Le Courrier des Yvelines (Saint-Germain-en-Laye)
La difficile reconstruction des proches de victimes
Quasiment un an après le drame, la blessure est loin d’être refermée. Laurent Camax, 40 ans, a perdu sa femme, Claire, le soir du 13 novembre 2015. Ce couple d’ovillois, parents de deux enfants âgés de 4 et 8 ans, se trouvait au Bataclan, avec six amis, pour assister au concert des Eagles of death metal. Son épouse est la seule de ce groupe de huit à être tombée sous les balles des terroristes. Laurent a eu la vie sauve en se réfugiant sous les combles de la salle de spectacle.
Hospitalisé deux mois fin décembre
Leur existence, et celles de leurs enfants, a basculé du jour au lendemain. « Heureusement, on a bénéficié de la solidarité des voisins, des parents d’élèves, de la municipalité et des Ovillois en général. La situation est plus facile à vivre quand on est entouré. » Avant même les funérailles de Claire, décédée à l’âge de 34 ans, Laurent s’est retrouvé pris dans « une avalanche » de démarches à effectuer : avocats, notaire, mise en place d’un suivi psychologique pour toute la famille… « J’ai essayé de tenir, mais fin décembre, j’étais épuisé. J’ai dû être hospitalisé pendant deux mois », confie ce cadre dans le privé, aujourd’hui encore en arrêt maladie.
Le contact avec les différentes administrations, que ce soit pour sa prise en charge, celle des enfants, l’obtention du statut de pupille de la nation pour eux, ou encore les formalités liées au décès de Claire, n’est pas des plus simple, selon Laurent, qui a gardé son alliance au doigt. « Tout le monde est plein de bonne volonté, explique-t-il. Mais j’ai l’impression que les institutions étaient aussi paumées que les victimes. Les consignes que l’on nous donnait étaient vagues, tout le monde se renvoyait la balle. Il a été très difficile de trouver le bon interlocuteur. »
En plus de ces complications administratives, cet Ovillois a découvert la gestion du quotidien à la maison, chose dont Claire, graphiste de profession, s’occupait quasiment à 100 %. « Je bossais beaucoup, je partais tôt, rentrait tard, et le weekend, rincé de la semaine, je me reposais beaucoup. J’avais l’impression de passer à côté de ma famille, indique celui qui est devenu, par la force des choses, papa à plein-temps. Quand je me suis retrouvé seul avec les enfants, j’étais largué. Je ne savais pas bien m’en occuper. Devant leur placard de vêtements, j’étais comme une poule qui a trouvé un couteau. »
Suite à la disparition subite de Claire, tout le monde a été déboussolé chez lui. Laurent témoigne, par exemple, que sa fille entrait dans des colères énormes, sans raison, plusieurs fois par jour.
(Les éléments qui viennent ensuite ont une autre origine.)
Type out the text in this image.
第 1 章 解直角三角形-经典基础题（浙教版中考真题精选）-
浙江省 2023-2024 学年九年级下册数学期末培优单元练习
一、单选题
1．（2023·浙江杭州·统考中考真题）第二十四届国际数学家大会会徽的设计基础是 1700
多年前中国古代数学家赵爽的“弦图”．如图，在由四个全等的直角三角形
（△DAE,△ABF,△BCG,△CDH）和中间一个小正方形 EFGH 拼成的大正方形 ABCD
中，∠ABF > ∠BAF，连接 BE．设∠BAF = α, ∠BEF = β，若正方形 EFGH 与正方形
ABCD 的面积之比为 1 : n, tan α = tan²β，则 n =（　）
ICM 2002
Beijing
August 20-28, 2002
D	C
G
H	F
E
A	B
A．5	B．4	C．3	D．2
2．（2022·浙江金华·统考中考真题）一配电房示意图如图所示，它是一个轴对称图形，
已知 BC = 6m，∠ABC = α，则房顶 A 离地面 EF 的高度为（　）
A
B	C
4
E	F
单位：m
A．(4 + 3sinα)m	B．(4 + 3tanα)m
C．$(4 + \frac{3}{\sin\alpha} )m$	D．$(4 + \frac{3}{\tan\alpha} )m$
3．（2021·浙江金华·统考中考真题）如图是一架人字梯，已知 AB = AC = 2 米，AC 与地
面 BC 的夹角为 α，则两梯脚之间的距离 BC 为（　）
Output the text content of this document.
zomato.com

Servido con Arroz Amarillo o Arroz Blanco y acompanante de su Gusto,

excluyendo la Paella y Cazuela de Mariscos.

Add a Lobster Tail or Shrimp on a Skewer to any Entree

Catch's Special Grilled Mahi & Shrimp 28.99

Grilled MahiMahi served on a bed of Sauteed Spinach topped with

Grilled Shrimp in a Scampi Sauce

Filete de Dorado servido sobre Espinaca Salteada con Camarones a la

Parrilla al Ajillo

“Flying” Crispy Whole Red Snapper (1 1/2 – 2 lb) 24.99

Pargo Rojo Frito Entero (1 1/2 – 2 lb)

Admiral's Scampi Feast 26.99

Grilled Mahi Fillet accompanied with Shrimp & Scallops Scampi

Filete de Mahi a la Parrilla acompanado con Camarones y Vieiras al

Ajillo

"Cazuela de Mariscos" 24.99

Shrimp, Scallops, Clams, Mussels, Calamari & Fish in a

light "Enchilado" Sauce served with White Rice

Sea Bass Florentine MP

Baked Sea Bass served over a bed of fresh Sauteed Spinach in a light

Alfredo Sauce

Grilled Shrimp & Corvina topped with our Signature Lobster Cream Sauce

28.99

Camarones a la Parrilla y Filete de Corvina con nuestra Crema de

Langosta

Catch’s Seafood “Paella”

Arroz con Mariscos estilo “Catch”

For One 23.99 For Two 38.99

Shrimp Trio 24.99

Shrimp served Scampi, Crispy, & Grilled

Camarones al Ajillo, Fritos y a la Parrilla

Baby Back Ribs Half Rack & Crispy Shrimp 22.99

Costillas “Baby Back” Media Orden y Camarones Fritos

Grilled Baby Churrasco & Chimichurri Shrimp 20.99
Le moment du coucher est toujours une épreuve pour la fillette. « Elle ne supporte plus la séparation », précise-t-il.
Aucune haine envers les terroristes
Étonnamment, Laurent n’a jamais ressenti de haine envers les assaillants du Bataclan. « Je ne leur pardonnerai pas, c’est impossible. Mais pourquoi les haïr, ils sont morts, poursuit-il, d’une voix posée. Je ne connais pas la responsabilité des protagonistes encore en vie, mais qu’ils restent en prison et ne ressortent jamais. » Après la vague d’attentats du 13 novembre, il s’est coupé des médias pendant plusieurs mois, ne voulant rien savoir de l’identité des terroristes et de la chronologie des faits.
Dans les jours précédant le drame, il prenait la menace d’attentat à la légère. Ironie du sort, il avait fait cette remarque à sa femme, dont il est encore très épris : « On a plus de chance de gagner au loto sans jouer que de tomber sous les balles d’un terroriste. » Désormais, ce quadragénaire vit sur le quivive. Hors de question pour lui de prendre les transports en commun aux heures de pointe. « Et avec les enfants, on se déplace en voiture uniquement ! »
Laurent n’a pas eu de flashs lui rappelant ces événements, il n’a pas fait non plus de cauchemars, mais il reste encore très marqué psychologiquement : « Juste après le décès de Claire, la moindre frustration me rendait très agressif. Ça va mieux aujourd’hui, même s’il y a encore des relents. » Il a perdu beaucoup de poids dans les mois qui ont suivi le 13 novembre, a encore besoin de médicaments pour dormir, et même si les rendez-vous chez le psychologue sont de plus en plus espacés, ce père de famille sait que toute cette affaire est loin, très loin, de faire partie du passé.